По лестнице вальяжно спускался какой-то важный полицейский чин в светлом офицерском пальто с узкими погонами. Молодое лицо с узенькой полоской отращиваемой бородки по контуру выражало безмятежность и презрение ко всему, находящемуся ниже по жизненному статусу. В руке он небрежно нёс форменную фуражку и пару перчаток.
Лениво окинув взглядом нашу живую картину 'Репин. Споймали', чин соизволил задержаться на нижней ступеньке, возвышаясь таким образом даже над 'шкафом'-городовым, уже тянущемся перед начальством, пытаясь одновременно и откозырять, и принять стойку 'смирно', продолжая левой рукой удерживать меня.

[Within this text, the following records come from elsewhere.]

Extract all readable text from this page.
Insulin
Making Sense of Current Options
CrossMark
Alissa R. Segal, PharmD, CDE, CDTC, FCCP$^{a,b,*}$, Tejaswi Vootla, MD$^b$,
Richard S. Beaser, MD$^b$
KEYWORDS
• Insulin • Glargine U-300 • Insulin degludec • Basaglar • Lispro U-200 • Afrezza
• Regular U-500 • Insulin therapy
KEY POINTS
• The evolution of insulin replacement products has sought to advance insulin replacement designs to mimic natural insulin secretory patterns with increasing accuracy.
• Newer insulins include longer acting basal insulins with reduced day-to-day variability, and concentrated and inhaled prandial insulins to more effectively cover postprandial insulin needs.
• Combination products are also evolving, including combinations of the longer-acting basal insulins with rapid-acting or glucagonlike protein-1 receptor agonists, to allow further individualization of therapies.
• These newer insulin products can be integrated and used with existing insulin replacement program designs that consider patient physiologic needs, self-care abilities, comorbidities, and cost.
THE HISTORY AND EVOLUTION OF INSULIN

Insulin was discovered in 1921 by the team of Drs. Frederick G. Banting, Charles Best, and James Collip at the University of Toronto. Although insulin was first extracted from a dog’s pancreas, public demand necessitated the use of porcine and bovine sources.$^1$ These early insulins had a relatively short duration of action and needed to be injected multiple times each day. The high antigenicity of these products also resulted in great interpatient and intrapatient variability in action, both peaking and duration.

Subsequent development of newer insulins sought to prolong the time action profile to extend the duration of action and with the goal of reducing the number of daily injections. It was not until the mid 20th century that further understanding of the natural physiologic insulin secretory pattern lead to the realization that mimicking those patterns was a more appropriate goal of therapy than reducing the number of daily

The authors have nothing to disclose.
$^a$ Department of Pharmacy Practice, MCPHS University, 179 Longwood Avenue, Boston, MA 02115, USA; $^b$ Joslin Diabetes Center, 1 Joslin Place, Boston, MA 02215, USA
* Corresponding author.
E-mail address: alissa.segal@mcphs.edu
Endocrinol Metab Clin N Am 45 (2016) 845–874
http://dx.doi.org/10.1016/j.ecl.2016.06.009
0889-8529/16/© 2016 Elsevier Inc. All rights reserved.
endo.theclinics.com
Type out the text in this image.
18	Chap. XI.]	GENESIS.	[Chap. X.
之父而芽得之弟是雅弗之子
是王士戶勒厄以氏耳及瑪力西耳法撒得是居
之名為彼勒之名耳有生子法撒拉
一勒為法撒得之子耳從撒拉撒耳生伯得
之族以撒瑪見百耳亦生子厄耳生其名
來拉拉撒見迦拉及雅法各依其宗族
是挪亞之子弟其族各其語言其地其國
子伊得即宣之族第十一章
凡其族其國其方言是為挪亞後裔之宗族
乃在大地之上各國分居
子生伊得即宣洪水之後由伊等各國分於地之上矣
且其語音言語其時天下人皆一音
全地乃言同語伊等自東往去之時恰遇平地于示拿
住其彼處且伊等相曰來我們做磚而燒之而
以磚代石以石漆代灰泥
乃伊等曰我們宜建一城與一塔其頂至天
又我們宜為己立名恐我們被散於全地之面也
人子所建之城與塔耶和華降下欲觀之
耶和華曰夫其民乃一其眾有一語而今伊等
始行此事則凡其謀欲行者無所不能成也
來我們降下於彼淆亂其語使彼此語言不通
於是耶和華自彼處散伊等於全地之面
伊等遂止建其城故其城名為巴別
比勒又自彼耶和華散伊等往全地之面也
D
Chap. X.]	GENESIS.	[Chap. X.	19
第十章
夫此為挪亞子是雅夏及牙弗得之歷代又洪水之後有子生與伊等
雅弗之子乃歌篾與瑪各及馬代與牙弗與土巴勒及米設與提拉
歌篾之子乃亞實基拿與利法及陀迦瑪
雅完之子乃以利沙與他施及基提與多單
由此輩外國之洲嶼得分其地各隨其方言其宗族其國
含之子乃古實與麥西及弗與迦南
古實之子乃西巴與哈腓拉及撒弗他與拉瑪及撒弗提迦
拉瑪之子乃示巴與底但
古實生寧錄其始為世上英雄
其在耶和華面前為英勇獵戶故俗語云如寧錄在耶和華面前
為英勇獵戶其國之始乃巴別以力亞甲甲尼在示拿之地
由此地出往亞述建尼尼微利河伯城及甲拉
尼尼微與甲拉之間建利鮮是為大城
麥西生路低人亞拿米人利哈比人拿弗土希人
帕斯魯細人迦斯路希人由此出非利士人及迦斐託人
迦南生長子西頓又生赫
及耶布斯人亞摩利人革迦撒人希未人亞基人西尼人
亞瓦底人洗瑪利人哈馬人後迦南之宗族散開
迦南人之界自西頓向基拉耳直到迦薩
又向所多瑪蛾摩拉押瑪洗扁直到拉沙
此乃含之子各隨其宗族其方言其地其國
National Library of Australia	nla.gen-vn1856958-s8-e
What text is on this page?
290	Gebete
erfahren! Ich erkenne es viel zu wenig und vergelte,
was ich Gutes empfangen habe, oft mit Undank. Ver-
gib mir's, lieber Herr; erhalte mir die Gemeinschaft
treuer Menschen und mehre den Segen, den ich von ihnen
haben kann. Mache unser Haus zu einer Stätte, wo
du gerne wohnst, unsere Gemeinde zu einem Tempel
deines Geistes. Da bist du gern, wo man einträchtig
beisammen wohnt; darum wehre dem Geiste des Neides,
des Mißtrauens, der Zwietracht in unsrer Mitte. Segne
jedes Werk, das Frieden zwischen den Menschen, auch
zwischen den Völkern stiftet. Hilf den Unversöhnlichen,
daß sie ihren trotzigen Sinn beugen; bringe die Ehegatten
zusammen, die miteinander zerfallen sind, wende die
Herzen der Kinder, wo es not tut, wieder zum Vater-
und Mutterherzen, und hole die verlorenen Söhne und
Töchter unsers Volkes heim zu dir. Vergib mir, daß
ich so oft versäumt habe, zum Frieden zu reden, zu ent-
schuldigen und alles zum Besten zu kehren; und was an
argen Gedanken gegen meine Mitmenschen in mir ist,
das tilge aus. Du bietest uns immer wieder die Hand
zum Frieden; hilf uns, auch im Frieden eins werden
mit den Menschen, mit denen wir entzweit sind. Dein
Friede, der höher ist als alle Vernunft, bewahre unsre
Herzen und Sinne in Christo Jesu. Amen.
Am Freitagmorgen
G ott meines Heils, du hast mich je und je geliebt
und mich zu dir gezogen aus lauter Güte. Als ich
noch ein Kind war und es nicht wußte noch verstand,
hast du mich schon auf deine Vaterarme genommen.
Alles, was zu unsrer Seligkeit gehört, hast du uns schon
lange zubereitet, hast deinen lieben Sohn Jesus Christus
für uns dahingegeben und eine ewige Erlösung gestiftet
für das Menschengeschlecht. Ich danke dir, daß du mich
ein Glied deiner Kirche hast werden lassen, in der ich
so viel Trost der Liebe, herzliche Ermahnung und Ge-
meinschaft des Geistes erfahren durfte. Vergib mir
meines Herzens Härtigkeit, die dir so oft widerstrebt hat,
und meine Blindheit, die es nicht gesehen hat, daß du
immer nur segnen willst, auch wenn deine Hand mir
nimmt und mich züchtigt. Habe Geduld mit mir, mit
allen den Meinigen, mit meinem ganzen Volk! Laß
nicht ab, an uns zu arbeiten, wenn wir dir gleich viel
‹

– Здорово, Горохов! Смотрю, бдишь, спозаранку вон кого-то словил. Молодец.
– Рад стараться, ваше благородие! - полицай от начальственной похвалы расцвёл, слово стопарь опрокинул.
– Сколько раз я говорил, Горохов: не орите, аки трубы иерихонские. - Офицер демонстративно поковырялся мизинцем в ухе, демонстрируя, что его от крика заложило. - За что ты его задержал?
– Так что, вашблагородь, подозрительный! Одет в солдатское, а перекрасил, погоны, кокарду снял, шинель не иначе, как пропил, ракалья! Бумаг никаких при себе не имеет, отпускного жетона - тоже. Значит, ваше благородие, либо дезинтёр беглый, от фронта скрывающийся, либо ещё какой гультяй. Но всяко - беспаспортный! Я его, ваше благородие, в городском саду остановил, где я есть должность сполнять приставленный. А он, р-распросук-кин сын, меня в самое солнышко как двинет, что я аж свету Божьего не взвидел, вырвался - и ну латата! Я, ясное дело, присягу сполняю, за ним бегу, свищу, потому как явственно сопротивление при сполнении и нанесение повреждениев. Слава Богу, дворник Новицкий тут же оказался, он-то его и приложил малость в харю. У Новицкого на такие случАи завсегда свинчатка в рукавицу вшита, верно я говорю? - обратился прото-мент к дворнику.